Monday, November 26, 2012

Where I want to be

It's pretty cool finishing first, I won't lie. People cheering, adrenaline rushing, seeing that finish line, perfectly clear and unobstructed, quiet and untouched and waiting, knowing every ounce of hard work was worth it. I mean, I've only experienced it a couple times but from what I can remember it's pretty great. But what I've learned, especially since I got to college is that there's more to life than who gets there first. Before I began here, sports were everything. I was a product of good coaching and good technique and good training habits. What I couldn't do in school I made up for on the volleyball court. It was the only place I could love myself and cherish what made me the person I was. Needless to say, this past year and a half here I've grown a ton. There's a whole lot more to me than what meets the eye. People that know me see me as a decent student and an athlete.

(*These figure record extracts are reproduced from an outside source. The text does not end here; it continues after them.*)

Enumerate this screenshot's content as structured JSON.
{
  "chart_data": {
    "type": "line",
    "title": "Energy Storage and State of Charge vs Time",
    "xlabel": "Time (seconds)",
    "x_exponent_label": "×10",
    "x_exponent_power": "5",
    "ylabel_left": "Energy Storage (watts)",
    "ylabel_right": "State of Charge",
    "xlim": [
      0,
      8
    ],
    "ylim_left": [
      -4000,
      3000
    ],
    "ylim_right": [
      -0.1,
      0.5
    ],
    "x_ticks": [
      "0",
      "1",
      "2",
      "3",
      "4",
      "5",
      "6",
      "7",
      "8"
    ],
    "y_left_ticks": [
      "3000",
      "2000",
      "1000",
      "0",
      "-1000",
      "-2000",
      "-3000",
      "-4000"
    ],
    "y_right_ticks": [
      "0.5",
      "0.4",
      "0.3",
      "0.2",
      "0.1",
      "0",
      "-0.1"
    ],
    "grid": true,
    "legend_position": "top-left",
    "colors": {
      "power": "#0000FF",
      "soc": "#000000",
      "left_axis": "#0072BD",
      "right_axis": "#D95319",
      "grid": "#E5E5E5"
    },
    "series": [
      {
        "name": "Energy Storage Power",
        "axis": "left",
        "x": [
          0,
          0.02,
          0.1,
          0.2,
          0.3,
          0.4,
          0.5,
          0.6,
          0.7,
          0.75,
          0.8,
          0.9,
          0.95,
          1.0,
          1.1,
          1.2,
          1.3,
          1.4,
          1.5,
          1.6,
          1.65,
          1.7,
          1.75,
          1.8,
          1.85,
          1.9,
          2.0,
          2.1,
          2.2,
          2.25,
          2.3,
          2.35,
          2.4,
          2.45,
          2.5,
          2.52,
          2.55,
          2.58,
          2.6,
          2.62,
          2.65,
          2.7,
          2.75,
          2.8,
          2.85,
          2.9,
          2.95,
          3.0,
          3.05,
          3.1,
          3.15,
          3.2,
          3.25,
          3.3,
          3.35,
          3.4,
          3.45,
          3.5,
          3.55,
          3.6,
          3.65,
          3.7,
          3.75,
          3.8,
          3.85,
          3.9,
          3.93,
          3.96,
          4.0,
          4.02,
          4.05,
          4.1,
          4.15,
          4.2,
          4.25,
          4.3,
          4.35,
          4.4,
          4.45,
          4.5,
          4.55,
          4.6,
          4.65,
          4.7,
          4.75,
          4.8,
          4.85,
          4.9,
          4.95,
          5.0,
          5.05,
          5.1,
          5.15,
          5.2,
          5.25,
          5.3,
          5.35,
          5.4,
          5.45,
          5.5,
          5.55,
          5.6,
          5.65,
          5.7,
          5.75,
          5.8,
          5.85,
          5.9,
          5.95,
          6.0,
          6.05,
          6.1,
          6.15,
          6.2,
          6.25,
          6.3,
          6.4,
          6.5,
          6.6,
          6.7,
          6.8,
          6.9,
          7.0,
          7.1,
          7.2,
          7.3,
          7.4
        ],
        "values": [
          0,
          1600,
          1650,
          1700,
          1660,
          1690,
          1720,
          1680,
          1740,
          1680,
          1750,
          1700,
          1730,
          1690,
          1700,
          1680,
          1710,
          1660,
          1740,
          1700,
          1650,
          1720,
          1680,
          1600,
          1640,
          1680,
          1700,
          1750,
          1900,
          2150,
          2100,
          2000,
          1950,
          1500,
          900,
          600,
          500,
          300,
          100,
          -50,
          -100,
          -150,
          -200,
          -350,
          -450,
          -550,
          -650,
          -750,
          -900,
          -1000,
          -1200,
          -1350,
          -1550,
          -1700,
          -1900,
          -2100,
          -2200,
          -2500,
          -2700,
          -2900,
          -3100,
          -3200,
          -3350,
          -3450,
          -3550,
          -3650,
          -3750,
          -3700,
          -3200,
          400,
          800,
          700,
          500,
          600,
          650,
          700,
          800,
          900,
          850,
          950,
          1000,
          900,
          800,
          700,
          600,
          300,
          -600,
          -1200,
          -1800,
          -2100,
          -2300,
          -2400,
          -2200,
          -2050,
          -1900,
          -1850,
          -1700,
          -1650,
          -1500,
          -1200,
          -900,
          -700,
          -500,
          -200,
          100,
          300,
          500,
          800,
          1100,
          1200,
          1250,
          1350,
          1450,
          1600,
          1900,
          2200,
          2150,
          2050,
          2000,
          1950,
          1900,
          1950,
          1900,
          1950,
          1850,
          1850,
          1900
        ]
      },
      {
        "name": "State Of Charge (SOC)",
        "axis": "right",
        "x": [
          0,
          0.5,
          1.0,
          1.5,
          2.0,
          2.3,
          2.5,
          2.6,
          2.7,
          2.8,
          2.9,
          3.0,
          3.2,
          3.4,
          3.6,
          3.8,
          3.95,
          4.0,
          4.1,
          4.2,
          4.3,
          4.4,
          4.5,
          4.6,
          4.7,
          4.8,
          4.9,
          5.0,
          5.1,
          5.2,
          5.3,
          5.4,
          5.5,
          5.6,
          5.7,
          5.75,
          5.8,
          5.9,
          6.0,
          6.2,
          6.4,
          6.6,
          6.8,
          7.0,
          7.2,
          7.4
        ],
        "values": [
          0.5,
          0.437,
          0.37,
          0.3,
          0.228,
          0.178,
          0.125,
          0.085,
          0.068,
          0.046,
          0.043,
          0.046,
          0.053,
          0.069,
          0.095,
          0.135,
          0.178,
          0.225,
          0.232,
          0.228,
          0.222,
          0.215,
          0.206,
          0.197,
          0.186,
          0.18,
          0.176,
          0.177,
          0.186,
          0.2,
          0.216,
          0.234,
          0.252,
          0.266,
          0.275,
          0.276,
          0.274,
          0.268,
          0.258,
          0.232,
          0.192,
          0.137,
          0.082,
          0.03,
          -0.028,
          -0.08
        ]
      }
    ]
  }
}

And then there are others that are starting to finally see who I really am. Which is a little scary, considering I'm only really just discovering this myself. Overall I like school and learning, track too. But there's one part of my life where I can really be myself. I don't know if you've ever felt this, but it's an incredible feeling. It surpasses getting an A back on a paper or even earning a gold metal. When I'm in this place I feel like I'm gleaming and I know without a doubt there is nothing else I'd rather do more for the rest of my life. Even if that means wasting a large chunk of my academic time, even if it means crossing the finish line dead last with a girl that tried her absolute hardest. I know this is where I want to be.